HealthPREMIUM

Attempts to nudge healthier behaviour ‘may fall flat’

Health insurers and experts seek ways to apply behavioural economics

Experiments designed to nudge people towards healthier choices do not always yield the results researchers expect, delegates to the 15th International Health Economics Association congress heard on Monday.

Health insurers and public health experts around the world are exploring ways to apply behavioural economics, which draws on psychology to understand how people make decisions, to prompt people to make better choices about their health. But their interventions do not always yield the expected results.

For example, researchers from Wits found that sending a carefully crafted text message to people living with HIV who had missed clinic appointments, encouraging them to make a fresh start on a key calendar date such as Youth Day or Mandela Day, was no more effective than a simple message without the time reference.

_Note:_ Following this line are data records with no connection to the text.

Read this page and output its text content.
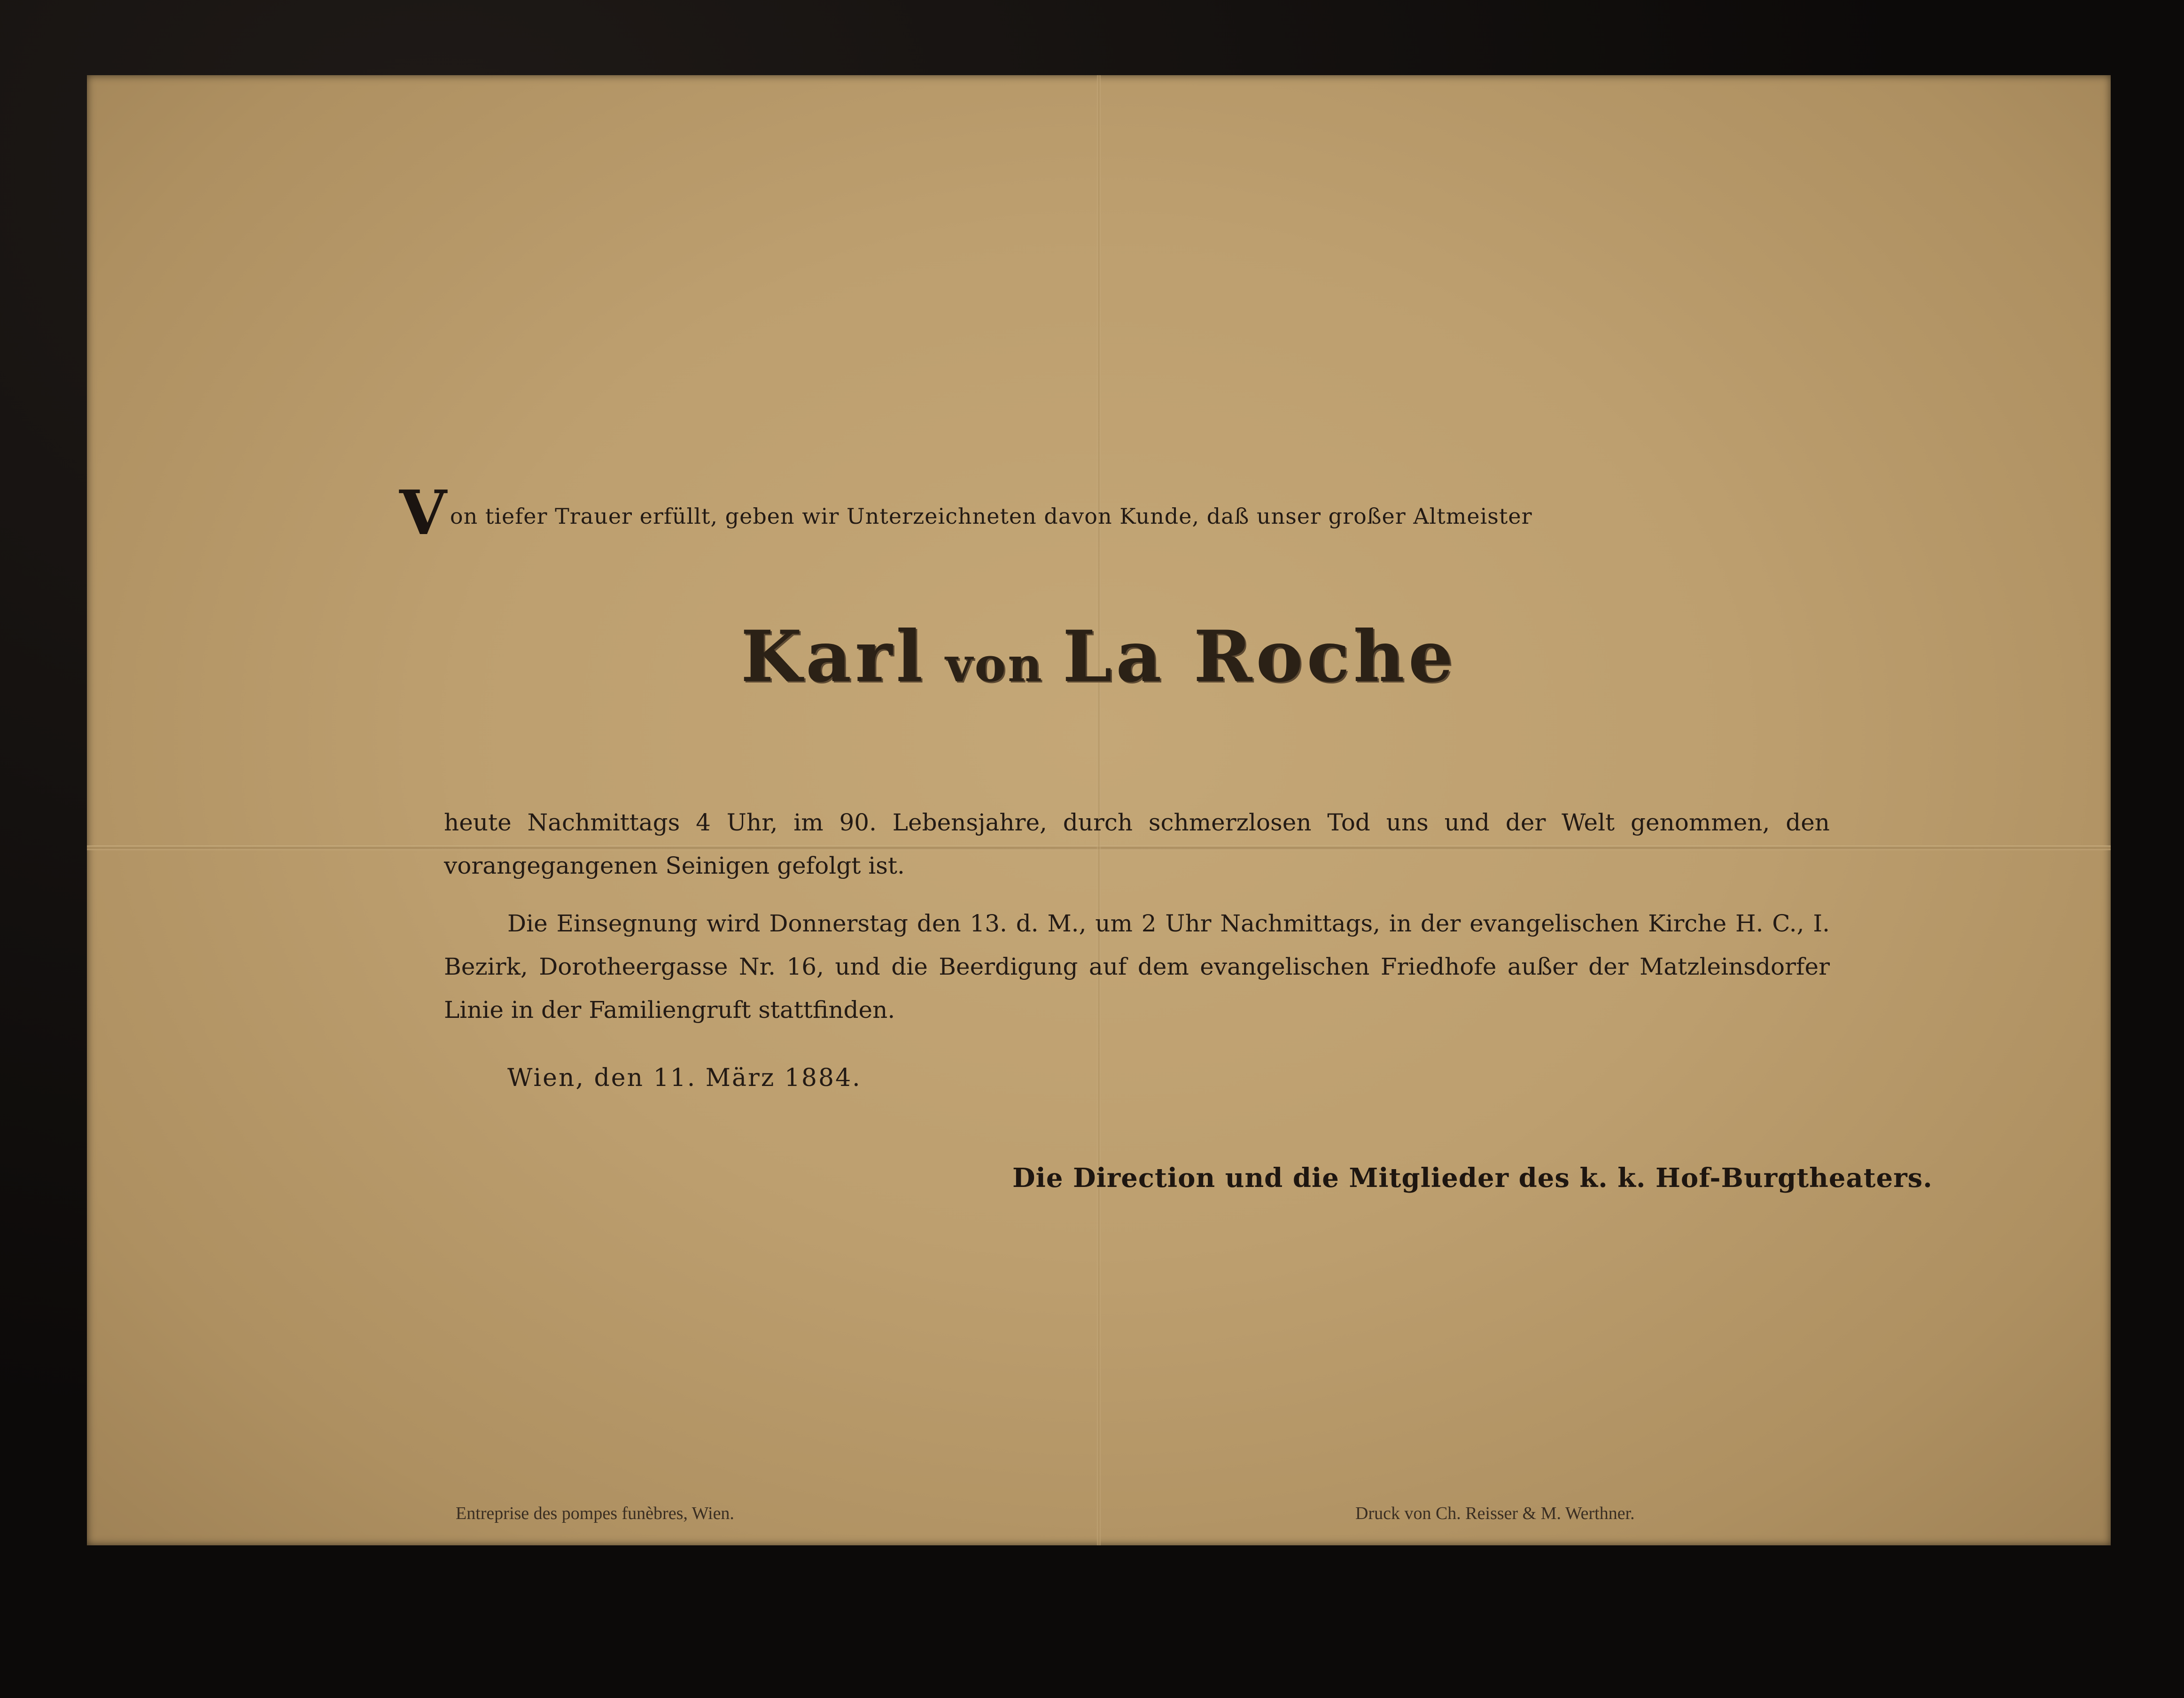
Von tiefer Trauer erfüllt, geben wir Unterzeichneten davon Kunde, daß unser großer Altmeister
Karl von La Roche
heute Nachmittags 4 Uhr, im 90. Lebensjahre, durch schmerzlosen Tod uns und der Welt genommen, den vorangegangenen Seinigen gefolgt ist.
Die Einsegnung wird Donnerstag den 13. d. M., um 2 Uhr Nachmittags, in der evangelischen Kirche H. C., I. Bezirk, Dorotheergasse Nr. 16, und die Beerdigung auf dem evangelischen Friedhofe außer der Matzleinsdorfer Linie in der Familiengruft stattfinden.
Wien, den 11. März 1884.
Die Direction und die Mitglieder des k. k. Hof-Burgtheaters.
Entreprise des pompes funèbres, Wien.	Druck von Ch. Reisser & M. Werthner.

SA has the world’s biggest HIV/Aids burden, and the world’s largest treatment programme. Despite free testing and medication, research has found that 18% to 30% of people who start antiretroviral treatment drop out, and by 2030 it is projected that only 78% of people living with HIV in SA will be on treatment. SA is therefore not on track to meet the 95-95-95 targets set by the UN Programme on HIV/Aids (UNAids).

These goals aim to ensure that by 2025 95% of people living with HIV know their status, 95% of all the people diagnosed with HIV/Aids receive antiretroviral treatment, and 95% of those on treatment achieve viral suppression, thus reducing the risk of transmitting the virus.

Researchers from Wits’ Indlela behavioural economics “nudge unit” are trying to find novel ways to prompt people who have stopped taking their antiretroviral medication to resume treatment. They teamed up with the Anova Health Institute to send text messages to people living with HIV in Limpopo who had missed a clinic visit.

Presenting their preliminary findings at the congress, Indlela researcher Caroline Govathson-Mandimika said prior research has found people are more likely to take action around a “temporal landmark”, as they see it as a new beginning. Further research is needed to understand why the references to a fresh start on Youth Day or Mandela Day did not have an impact on the study participants, she said. It was, however, encouraging that text messages did nudge people living with HIV to return to their clinics, she said.

An experiment investigating whether providing calorie labels with online food menus would prompt people to choose lower-calorie items was equally surprising, with most people seeming to ignore the information. In April 2022, England introduced calorie labelling regulations for businesses providing “out-of-home” food, which required publication of the calorie content of food along with a statement that “adults need around 2,000 calories a day”.

Research had previously found that consumers tend to underestimate the calorie content of the meals they purchase in restaurants, and that the sheer effort of counting calories may make them underestimate their consumption. So scientists designed an online takeaway menu with the calorie content of each item, and asked 1,040 participants to choose a takeaway dinner for themselves. 

The participants were split into three groups, one of which received no information about calories, one received information about the calorie content of each item, and the third received information about the calorie content of each item, as well as the total calorie count for the meal they chose. Their preliminary analysis found there was no statistically significant difference between the average calories chosen by respondents in the three groups.

In fact, the only people who appeared to be influenced by the calorie information were a small subgroup who described themselves as calorie-conscious to begin with, said Laura Cornelsen, associate professor in public health at the London School of Hygiene and Tropical Medicine.